À vingt-trois heures, cette nuit-là, le prêtre syrien alla guetter la venue du messager de Tibériade. Deux heures auparavant, il avait entendu le cri de l'aérien russe qui faisait le service entre Damas, Tibériade et Jérusalem. Déjà même le messager était un peu en retard.

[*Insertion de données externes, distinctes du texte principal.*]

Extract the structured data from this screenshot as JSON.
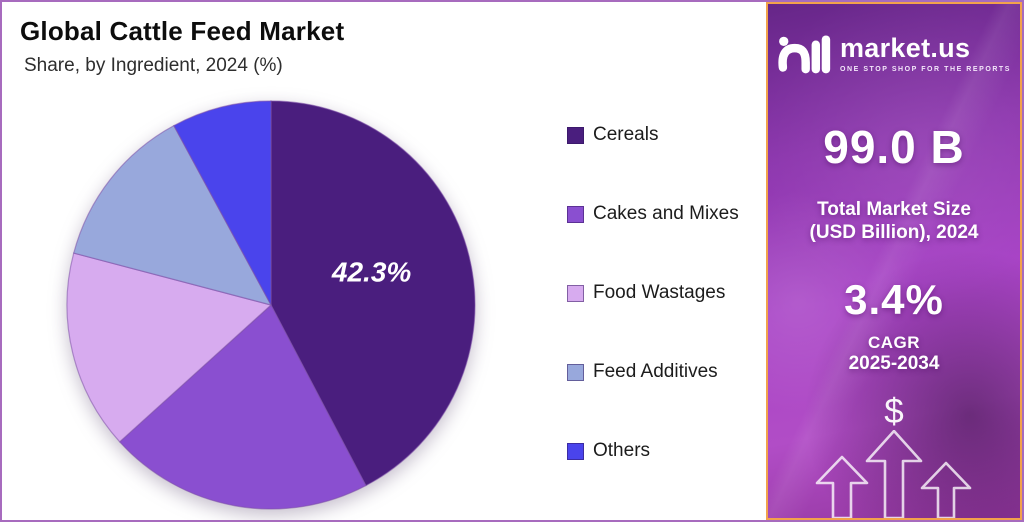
{
  "frame": {
    "outer_border_color": "#A76BBE",
    "chart_background": "#FFFFFF"
  },
  "header": {
    "title": "Global Cattle Feed Market",
    "subtitle": "Share, by Ingredient, 2024 (%)"
  },
  "chart_data": {
    "type": "pie",
    "title": "Global Cattle Feed Market",
    "subtitle": "Share, by Ingredient, 2024 (%)",
    "unit": "%",
    "start_angle_deg": 0,
    "direction": "clockwise",
    "legend_position": "right",
    "slices": [
      {
        "label": "Cereals",
        "value": 42.3,
        "color": "#4A1E7E",
        "value_label": "42.3%"
      },
      {
        "label": "Cakes and Mixes",
        "value": 21.0,
        "color": "#8A4FD0"
      },
      {
        "label": "Food Wastages",
        "value": 15.8,
        "color": "#D7ABEF"
      },
      {
        "label": "Feed Additives",
        "value": 13.0,
        "color": "#98A8DC"
      },
      {
        "label": "Others",
        "value": 7.9,
        "color": "#4A44EC"
      }
    ]
  },
  "panel": {
    "border_color": "#F2A24B",
    "background_colors": [
      "#662688",
      "#A843C6",
      "#B14DC6"
    ],
    "logo": {
      "brand": "market.us",
      "tagline": "ONE STOP SHOP FOR THE REPORTS"
    },
    "market_size": {
      "value": "99.0 B",
      "label_line1": "Total Market Size",
      "label_line2": "(USD Billion), 2024"
    },
    "cagr": {
      "value": "3.4%",
      "label_line1": "CAGR",
      "label_line2": "2025-2034"
    },
    "dollar_symbol": "$"
  }
}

La manière dont parvenaient au pape Sylvestre les nouvelles du monde avait, en vérité, quelque chose de bien primitif et rudimentaire ; mais la Palestine était, proprement, comme en dehors de l'univers civilisé, – une bande de terre inutile, et négligée en conséquence. Chaque nuit, un messager spécial venait, à cheval, de Tibériade à Nazareth, avec tout le courrier expédié au pape par l'entremise du cardinal Corkran, et s'en retournait vers le cardinal avec un autre courrier. C'était là une tâche difficile, et les membres de l'ordre nouveau qui entouraient le cardinal s'en chargeaient alternativement, avec toute espèce de précautions. De cette façon, tous les sujets dont il convenait que le pape s'occupât personnellement, et qui étaient trop longs, ou pas assez urgents pour motiver une communication télégraphique, pouvaient être traités à loisir, et cependant sans trop de retard.

C'était une nuit merveilleuse de clair de lune. Le grand disque doré flottait juste au-dessus du Thabor, répandant son étrange lumière métallique sur la pente escarpée des collines, ainsi que sur toutes les cabanes qui s'étendaient à leurs pieds ; et le prêtre, appuyé contre la poterne de la porte, les yeux seuls éclairés, parmi tout son visage sombre, ne put s'empêcher, avec une sorte de sensualité orientale, de se baigner dans la clarté de la nuit, et d'étendre vers elle ses maigres mains brunes.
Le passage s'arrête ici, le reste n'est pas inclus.